Wellington, Oct 19 NZPA - An investigation of the non-residential construction sector for the Commerce Commission has highlighted a practice called "cover pricing", which involves builders talking to each other to come up with a believable but not genuine bid for a job.

Commission general manager of enforcement Kate Morrison said cover pricing happened in a variety of ways, and there were various reasons for the practice but the common feature was that the cover price was not intended to win the tender, but was meant to look like a legitimate bid.

In general, the research indicated some construction businesses were not aware of competition law and that may be affecting competition for non-residential building projects, the commission said.

"Our research indicates a low level of understanding of competition issues by those in the construction sector," Ms Morrison said.

Information received during the research was provided on the basis of complete confidentiality, and the commission would not be launching an investigation as a result of the research.

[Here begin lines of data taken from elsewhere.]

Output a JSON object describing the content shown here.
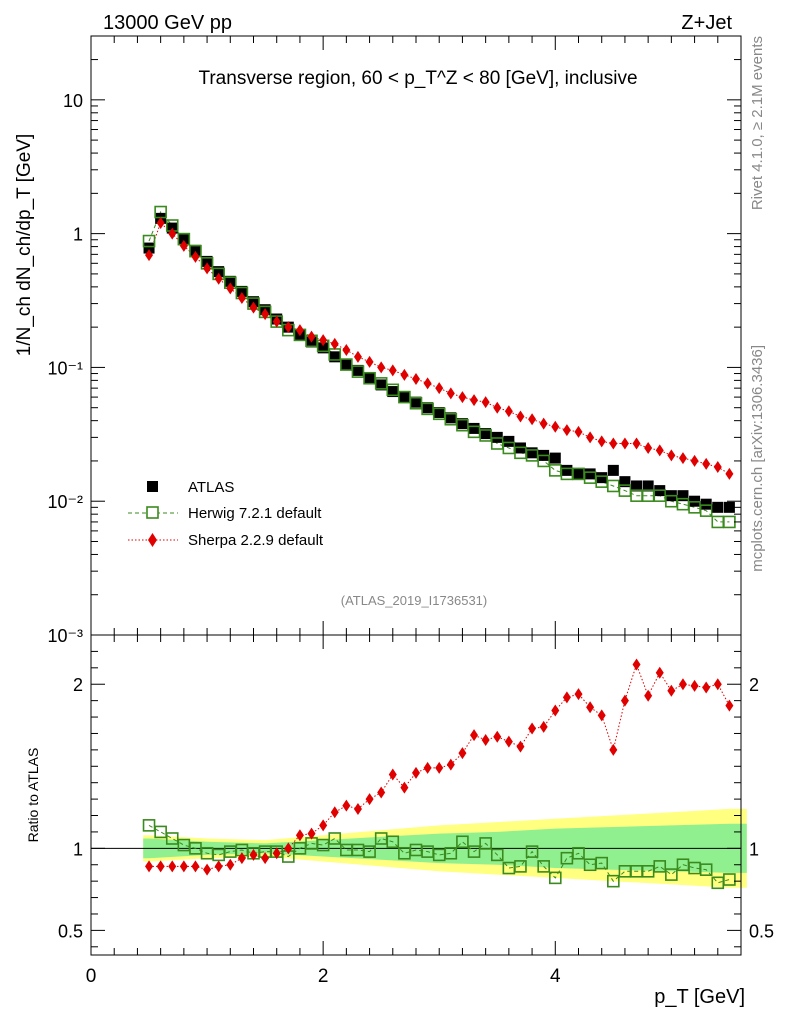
{
  "header": {
    "left": "13000 GeV pp",
    "right": "Z+Jet",
    "side_rivet": "Rivet 4.1.0, ≥ 2.1M events",
    "side_mcplots": "mcplots.cern.ch [arXiv:1306.3436]"
  },
  "chart_data": [
    {
      "type": "scatter",
      "title": "Transverse region, 60 < p_T^Z < 80 [GeV], inclusive",
      "analysis_label": "(ATLAS_2019_I1736531)",
      "ylabel": "1/N_ch dN_ch/dp_T [GeV]",
      "yscale": "log",
      "ylim": [
        0.001,
        30
      ],
      "xlim": [
        0,
        5.6
      ],
      "ytick_labels": [
        "10⁻³",
        "10⁻²",
        "10⁻¹",
        "1",
        "10"
      ],
      "legend": [
        "ATLAS",
        "Herwig 7.2.1 default",
        "Sherpa 2.2.9 default"
      ],
      "x": [
        0.5,
        0.6,
        0.7,
        0.8,
        0.9,
        1.0,
        1.1,
        1.2,
        1.3,
        1.4,
        1.5,
        1.6,
        1.7,
        1.8,
        1.9,
        2.0,
        2.1,
        2.2,
        2.3,
        2.4,
        2.5,
        2.6,
        2.7,
        2.8,
        2.9,
        3.0,
        3.1,
        3.2,
        3.3,
        3.4,
        3.5,
        3.6,
        3.7,
        3.8,
        3.9,
        4.0,
        4.1,
        4.2,
        4.3,
        4.4,
        4.5,
        4.6,
        4.7,
        4.8,
        4.9,
        5.0,
        5.1,
        5.2,
        5.3,
        5.4,
        5.5
      ],
      "series": [
        {
          "name": "ATLAS",
          "values": [
            0.78,
            1.3,
            1.1,
            0.9,
            0.75,
            0.62,
            0.52,
            0.44,
            0.37,
            0.31,
            0.27,
            0.23,
            0.2,
            0.175,
            0.155,
            0.14,
            0.12,
            0.105,
            0.095,
            0.083,
            0.074,
            0.066,
            0.06,
            0.055,
            0.05,
            0.046,
            0.042,
            0.038,
            0.035,
            0.032,
            0.03,
            0.028,
            0.025,
            0.023,
            0.022,
            0.021,
            0.017,
            0.016,
            0.016,
            0.015,
            0.017,
            0.014,
            0.013,
            0.013,
            0.012,
            0.011,
            0.011,
            0.01,
            0.0095,
            0.009,
            0.009
          ]
        },
        {
          "name": "Herwig 7.2.1 default",
          "values": [
            0.88,
            1.45,
            1.15,
            0.91,
            0.74,
            0.6,
            0.5,
            0.43,
            0.36,
            0.3,
            0.26,
            0.22,
            0.19,
            0.175,
            0.158,
            0.145,
            0.125,
            0.105,
            0.093,
            0.083,
            0.076,
            0.068,
            0.06,
            0.054,
            0.049,
            0.045,
            0.041,
            0.037,
            0.033,
            0.031,
            0.027,
            0.025,
            0.023,
            0.022,
            0.02,
            0.017,
            0.016,
            0.016,
            0.015,
            0.014,
            0.013,
            0.012,
            0.011,
            0.011,
            0.011,
            0.01,
            0.0095,
            0.009,
            0.0085,
            0.007,
            0.007
          ]
        },
        {
          "name": "Sherpa 2.2.9 default",
          "values": [
            0.69,
            1.2,
            1.0,
            0.81,
            0.67,
            0.55,
            0.46,
            0.39,
            0.33,
            0.28,
            0.25,
            0.22,
            0.2,
            0.19,
            0.17,
            0.16,
            0.15,
            0.135,
            0.12,
            0.11,
            0.1,
            0.095,
            0.088,
            0.082,
            0.076,
            0.07,
            0.064,
            0.06,
            0.057,
            0.055,
            0.05,
            0.047,
            0.043,
            0.041,
            0.038,
            0.036,
            0.034,
            0.033,
            0.03,
            0.028,
            0.027,
            0.027,
            0.027,
            0.025,
            0.024,
            0.022,
            0.021,
            0.02,
            0.019,
            0.018,
            0.016
          ]
        }
      ]
    },
    {
      "type": "scatter",
      "ylabel": "Ratio to ATLAS",
      "xlabel": "p_T [GeV]",
      "ylim": [
        0.35,
        2.3
      ],
      "xlim": [
        0,
        5.6
      ],
      "xtick_labels": [
        "0",
        "2",
        "4"
      ],
      "ytick_labels": [
        "0.5",
        "1",
        "2"
      ],
      "x": [
        0.5,
        0.6,
        0.7,
        0.8,
        0.9,
        1.0,
        1.1,
        1.2,
        1.3,
        1.4,
        1.5,
        1.6,
        1.7,
        1.8,
        1.9,
        2.0,
        2.1,
        2.2,
        2.3,
        2.4,
        2.5,
        2.6,
        2.7,
        2.8,
        2.9,
        3.0,
        3.1,
        3.2,
        3.3,
        3.4,
        3.5,
        3.6,
        3.7,
        3.8,
        3.9,
        4.0,
        4.1,
        4.2,
        4.3,
        4.4,
        4.5,
        4.6,
        4.7,
        4.8,
        4.9,
        5.0,
        5.1,
        5.2,
        5.3,
        5.4,
        5.5
      ],
      "band_x": [
        0.45,
        0.5,
        1.0,
        1.5,
        2.0,
        2.5,
        3.0,
        3.5,
        4.0,
        4.5,
        5.0,
        5.5,
        5.65
      ],
      "band_inner": [
        0.06,
        0.06,
        0.04,
        0.03,
        0.05,
        0.07,
        0.09,
        0.1,
        0.12,
        0.13,
        0.14,
        0.15,
        0.15
      ],
      "band_outer": [
        0.08,
        0.08,
        0.06,
        0.05,
        0.08,
        0.11,
        0.14,
        0.16,
        0.18,
        0.2,
        0.22,
        0.24,
        0.24
      ],
      "series": [
        {
          "name": "Herwig 7.2.1 default",
          "values": [
            1.14,
            1.1,
            1.06,
            1.02,
            1.0,
            0.97,
            0.96,
            0.98,
            0.99,
            0.97,
            0.98,
            0.98,
            0.95,
            1.0,
            1.03,
            1.02,
            1.06,
            0.99,
            0.99,
            0.98,
            1.06,
            1.04,
            0.97,
            0.99,
            0.98,
            0.96,
            0.97,
            1.04,
            0.98,
            1.03,
            0.96,
            0.88,
            0.89,
            0.98,
            0.89,
            0.82,
            0.94,
            0.97,
            0.9,
            0.91,
            0.8,
            0.86,
            0.86,
            0.86,
            0.89,
            0.84,
            0.9,
            0.88,
            0.87,
            0.79,
            0.81
          ]
        },
        {
          "name": "Sherpa 2.2.9 default",
          "values": [
            0.89,
            0.89,
            0.89,
            0.89,
            0.89,
            0.87,
            0.89,
            0.9,
            0.94,
            0.96,
            0.94,
            0.97,
            1.0,
            1.08,
            1.09,
            1.14,
            1.22,
            1.26,
            1.24,
            1.3,
            1.34,
            1.45,
            1.37,
            1.46,
            1.49,
            1.49,
            1.51,
            1.58,
            1.69,
            1.66,
            1.68,
            1.65,
            1.62,
            1.73,
            1.74,
            1.84,
            1.92,
            1.94,
            1.86,
            1.81,
            1.6,
            1.9,
            2.12,
            1.93,
            2.07,
            1.96,
            2.0,
            1.99,
            1.98,
            2.0,
            1.87
          ]
        }
      ]
    }
  ]
}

It would use the information to begin a targeted education campaign to help builders and those seeking tenders for construction jobs to understand the competition laws.

If specific complaints alleging anti-competitive conduct in the construction sector were laid with the commission, and investigation revealed illegal behaviour, the commission would take appropriate enforcement action, Ms Morrison said.

As part of the education campaign the commission was drawing attention to its leniency policy, which encouraged participants in anti-competitive arrangements to be the first to report the conduct, and gain immunity from prosecution in return for full cooperation.